U.K. Court Rules Against Participating in Assisted Suicide Case

Hannah Howard  



On June 27, Noel Conway, a 68-year-old man suffering from a motor neurone disease, was denied assisted suicide by the United Kingdom’s Court of Appeal. Conway, who uses a wheel chair and requires assistance for breathing, has reportedly described his illness as making him feel “entombed.” In October 2017, Mr. Conway requested the ability to choose to end his life once given a six-month prognosis: “I do not wish to get to a stage where my quality of life is so limited, in the last six months of life, that I am no longer able to find any enjoyment in it.” His request was originally dismissed by a Divisional Court, after which he appealed the decision. This week, the Court of Appeal ruled 7-2 to dismiss Conway’s appeal, arguing in virtual unanimity that “in principle, Parliament [is] a better forum for determining the issue of legalising assisted suicide than the courts.” Conway now intends to take his plea to the U.K. Supreme Court.


Assisted suicide is currently illegal in the UK under section 2 of the Suicide Act 1961, which strictly prohibits committing acts that are “capable of” or “intended” to “encourage” or “assist” a suicide. Mr. Conway challenged the law by asserting that the ban on assisted suicide was incompatible with Section 1, Article 8 (“Right to respect for private and family life”) of the European Convention on Human Rights. In 2017, the Divisional Court concluded, “we find that section 2 is compatible with the Article 8 rights of Mr. Conway. We dismiss his application for a declaration of incompatibility.” In 2018, three senior judges ruled in favor of the Divisional Court’s previous decision, declaring the compatibility of the Suicide Act 1961 and Article 8 of the European Convention on Human Rights.


The Court of Appeal agreed with the Divisional Court about the “inadequacy of the proposed scheme to protect the weak and vulnerable, on the scheme’s failure to give proper weight to the moral significance of the sanctity of life and on the scheme’s potential to undermine relations of trust and confidence between doctors and their patients.”


Conway’s plea for assisted suicide was supported by the group Dignity in Dying, but faced opposition from disability and human rights groups including Not Dead Yet UK and Care Not Killing. Dr. Peter Sanders, campaign director of Care Not Killing, issued the following statement concerning the ruling:


This sensible decision by the Court of Appeal yet again recognizes that the safest law is the one we already have – a complete ban on assisted suicide and euthanasia.
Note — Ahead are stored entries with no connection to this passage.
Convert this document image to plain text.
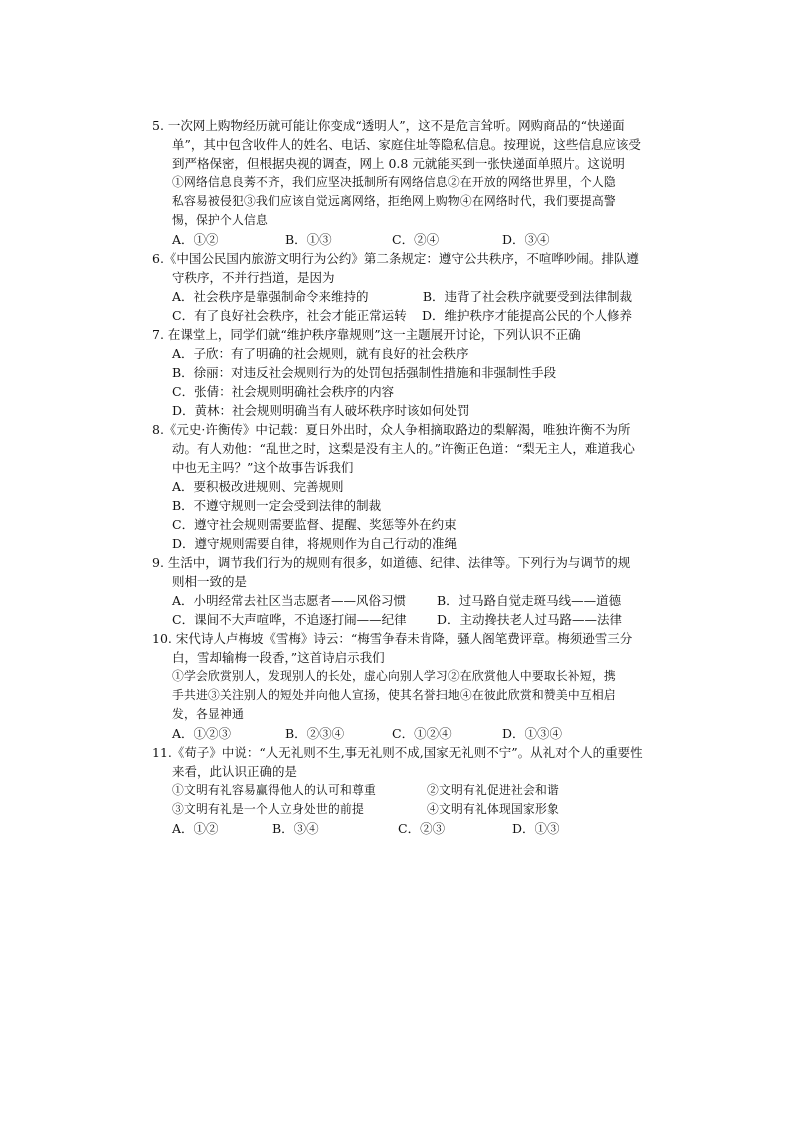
5. 一次网上购物经历就可能让你变成“透明人”，这不是危言耸听。网购商品的“快递面
单”，其中包含收件人的姓名、电话、家庭住址等隐私信息。按理说，这些信息应该受
到严格保密，但根据央视的调查，网上 0.8 元就能买到一张快递面单照片。这说明
①网络信息良莠不齐，我们应坚决抵制所有网络信息②在开放的网络世界里，个人隐
私容易被侵犯③我们应该自觉远离网络，拒绝网上购物④在网络时代，我们要提高警
惕，保护个人信息
A．①②	B．①③	C．②④	D．③④
6.《中国公民国内旅游文明行为公约》第二条规定：遵守公共秩序，不喧哗吵闹。排队遵
守秩序，不并行挡道，是因为
A．社会秩序是靠强制命令来维持的	B．违背了社会秩序就要受到法律制裁
C．有了良好社会秩序，社会才能正常运转	D．维护秩序才能提高公民的个人修养
7. 在课堂上，同学们就“维护秩序靠规则”这一主题展开讨论，下列认识不正确
A．子欣：有了明确的社会规则，就有良好的社会秩序
B．徐丽：对违反社会规则行为的处罚包括强制性措施和非强制性手段
C．张倩：社会规则明确社会秩序的内容
D．黄林：社会规则明确当有人破坏秩序时该如何处罚
8.《元史·许衡传》中记载：夏日外出时，众人争相摘取路边的梨解渴，唯独许衡不为所
动。有人劝他：“乱世之时，这梨是没有主人的。”许衡正色道：“梨无主人，难道我心
中也无主吗？”这个故事告诉我们
A．要积极改进规则、完善规则
B．不遵守规则一定会受到法律的制裁
C．遵守社会规则需要监督、提醒、奖惩等外在约束
D．遵守规则需要自律，将规则作为自己行动的准绳
9. 生活中，调节我们行为的规则有很多，如道德、纪律、法律等。下列行为与调节的规
则相一致的是
A．小明经常去社区当志愿者——风俗习惯	B．过马路自觉走斑马线——道德
C．课间不大声喧哗，不追逐打闹——纪律	D．主动搀扶老人过马路——法律
10. 宋代诗人卢梅坡《雪梅》诗云：“梅雪争春未肯降，骚人阁笔费评章。梅须逊雪三分
白，雪却输梅一段香，”这首诗启示我们
①学会欣赏别人，发现别人的长处，虚心向别人学习②在欣赏他人中要取长补短，携
手共进③关注别人的短处并向他人宣扬，使其名誉扫地④在彼此欣赏和赞美中互相启
发，各显神通
A．①②③	B．②③④	C．①②④	D．①③④
11.《荀子》中说：“人无礼则不生,事无礼则不成,国家无礼则不宁”。从礼对个人的重要性
来看，此认识正确的是
①文明有礼容易赢得他人的认可和尊重	②文明有礼促进社会和谐
③文明有礼是一个人立身处世的前提	④文明有礼体现国家形象
A．①②	B．③④	C．②③	D．①③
Our laws deter the exploitation, abuse and coercion of vulnerable people, who as we have seen in the US States of Oregon and Washington often cite feeling they have become a financial, or care burden as the reason for ending their lives.


According to the Oregon Death with Dignity Act 2017 Data Summary, 218 people were given prescription drugs to end their lives that year; as of January 2018, 143 of those people had ingested the fatal drugs. Since the inception of Oregon’s law in 1997, 1,275 people have died from fatal doses of prescription drugs. Similarly, Washington State’s 2017 Death With Dignity Act Report reveals that 164 patients died after ingesting lethal prescription drugs; the youngest to die was 33 years old. Since 2009, 1,007 people have died from ingesting lethal prescription drugs.


Charlotte Lozier Institute Associate Scholar Richard Doerflinger published an in-depth report on physician-assisted suicide in Oregon, concluding with the following:


Chronically ill seniors, potentially victims of untreated depression and the impression that they have become a “burden” on others, are nudged to a premature death that may be more gruesome than they’ve been led to believe, with no one usually present at the time of death to check whether they are competent, badgered by others, or overtly coerced toward that death.  This is what has become known as “death with dignity” in Oregon, and advocates are working to spread it to far more states.


Oregon’s laws, and all physician-assisted suicide laws, threaten the most vulnerable populations including the elderly, terminally ill, patients diagnosed with unresponsive wakefulness syndrome, the mentally incompetent, and those in need of spoon-feeding or artificial nutrition and hydration. One hopes the U.K. will do the right thing: uphold laws to save countless vulnerable people from death by assisted suicide.


Hannah Howard, M.S. is a research associate for the Charlotte Lozier Institute.